Open banking will usher in a new age of data portability but gives rise to a burning question: Who is ultimately responsible for that data?
MX Chief Advocacy Officer Jane Barratt told Karen Webster the answer would be crafted by frameworks that involve discussions and input from all parties — FinTechs, financial institutions (FIs) and consumers.
The conversation came against the backdrop where the Biden administration issued an executive order encouraging the Consumer Financial Protection Bureau (CFPB) to craft rules that would allow customers to download their banking data and take it with them.
“People have been sharing their financial data for decades,” she said — through paper forms, moving to emails and passwords and screen scraping.

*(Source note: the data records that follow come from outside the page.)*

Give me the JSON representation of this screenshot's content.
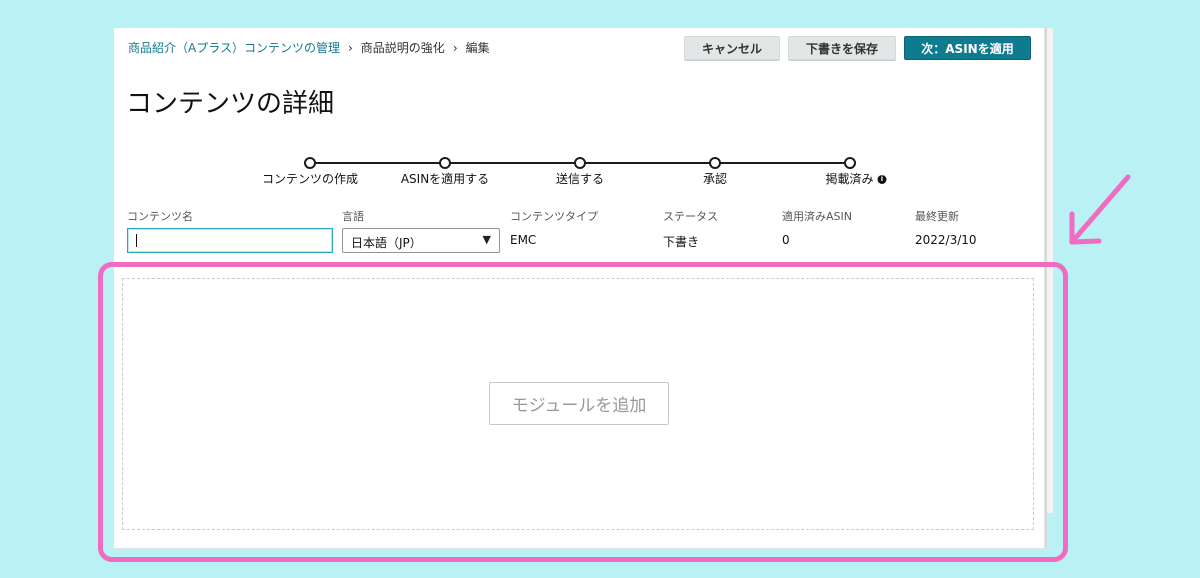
{
  "breadcrumb": {
    "items": [
      "商品紹介（Aプラス）コンテンツの管理",
      "商品説明の強化",
      "編集"
    ]
  },
  "actions": {
    "cancel_label": "キャンセル",
    "save_draft_label": "下書きを保存",
    "next_label": "次：ASINを適用"
  },
  "page_title": "コンテンツの詳細",
  "stepper": {
    "steps": [
      "コンテンツの作成",
      "ASINを適用する",
      "送信する",
      "承認",
      "掲載済み"
    ],
    "info_icon": "info-icon"
  },
  "details": {
    "content_name_label": "コンテンツ名",
    "content_name_value": "",
    "language_label": "言語",
    "language_value": "日本語（JP）",
    "content_type_label": "コンテンツタイプ",
    "content_type_value": "EMC",
    "status_label": "ステータス",
    "status_value": "下書き",
    "applied_asin_label": "適用済みASIN",
    "applied_asin_value": "0",
    "last_updated_label": "最終更新",
    "last_updated_value": "2022/3/10"
  },
  "module": {
    "add_label": "モジュールを追加"
  },
  "colors": {
    "background": "#b9f1f4",
    "primary": "#0f7b8f",
    "highlight": "#f06cc0",
    "link": "#0f7b8f"
  }
}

With a nod to the Biden directive, as Barratt told Webster, there are already precedents and roadmaps to guide the CFPB in making it easier for consumers to access and control — and, crucially, protect — their data.
That comes through Dodd-Frank’s Section 1033, which states that financial services providers must make available to a consumer the very information about that individual that the FI possesses. The road is paved, then, as Barratt said, for firms to assign data ownership to the consumer; and provide regulatory oversight of FIs and intermediaries and aggregators. Along the way, she said, more transparency on data sharing and ownership will give consumers more confidence in permitting that data to be used as the financial services ecosystem creates new offerings that generate new revenue streams.
Read more: Biden’s Banking Order Backs Data Accessibility, But The Portability Debate Remains Unsettled
But as she noted, responsibility for that data does not “flip” with a new policy approach. The knotty problem of who is liable still has to be figured out. Does the responsibility lie with the source of the data breach? With the bank? Ultimately, shared between bank and FinTech?
In the digital age, she said, with credentials leaving peoples’ hands and being spread throughout the ecosystem, there needs to be a multi-agency approach to Dodd-Frank 1033 and decide the parameters of access.
Though it’s unlikely that the liability of data would shift 100 percent from the banks (where liability currently is) to 100 percent customers’ liability, it’s important to note that technology has the benefit of making data collection and use more transparent than ever before.
Not all that long ago, she said, screen scraping was the norm, where anything on a user’s screen might be visible to someone who wanted to do something nefarious. She pointed to application programming interfaces (APIs) as token sharing as ways to limit data access and to encrypt that data while it’s in transit. In one illustration, she said, responsibility resides at the “front door” of access — but the criminals are coming in through the proverbial back door.
“It’s a three-dimensional chess game,” she said.
Those points of access and data safety are paramount in an age where real-time payments are becoming more prevalent. The fund flows are irrevocable, and the question arises on just what happens if a payment is authorized to someone who — on the receiver — proves to be an impostor.
We’re still in the early stages of determining who is liable in that situation because we’re still in the early stages of porting our data and consent in the payments realm. In Barratt’s telling, we’re still in kindergarten or the “101 stage” of educating consumers that they can see and obtain their data in the first place, let alone share it with a third party to get a mortgage or set up a budgeting app (which she said are value-adds as banking becomes increasingly commodified in checking or savings.
PYMNTS data show that a significant percentage of consumers are concerned about data and privacy. At the same time, 75 percent of consumers, we found in one recent Connected Economy report, have gone online to make a retail purchase across the past 12 months.
Read more: How 73 Million Highly Connected Consumers Are Pioneering The Connected Economy
The inclination to embrace open banking is there. Separate PYMNTS research finds that 65 percent of consumers would likely sign up for open banking with companies like Apple and Google.
See also: Consumer Concerns Over Data Privacy Threaten US Open Banking’s Expansion
Thus far, the industry has been putting frameworks around what data fields should be available and the use cases for those data fields. “We haven’t been super focused on payments, but I can see that as the next logical progression, especially as alternate rails stand out,” she said. Banks will be able to leverage the trust that has been built up over the years into new use cases. That will require an embrace of interoperable standards.
The more inclusive those standards are, the more FIs and FinTechs sign on to them, the less will be the need for huge compliance mandates from the government, she said, that might stymie innovation and the rise of FinTechs.
But with interoperability and collaboration, if two entrepreneurs at a startup “are attaching to your platform and you’re vetting them, they have the ability to enable whatever experience they’re creating, because your rails are solid and secure — and consumers have that through their bank,” said Barratt, “and that’s an opportunity for those banks to remain competitive and keep their customers.”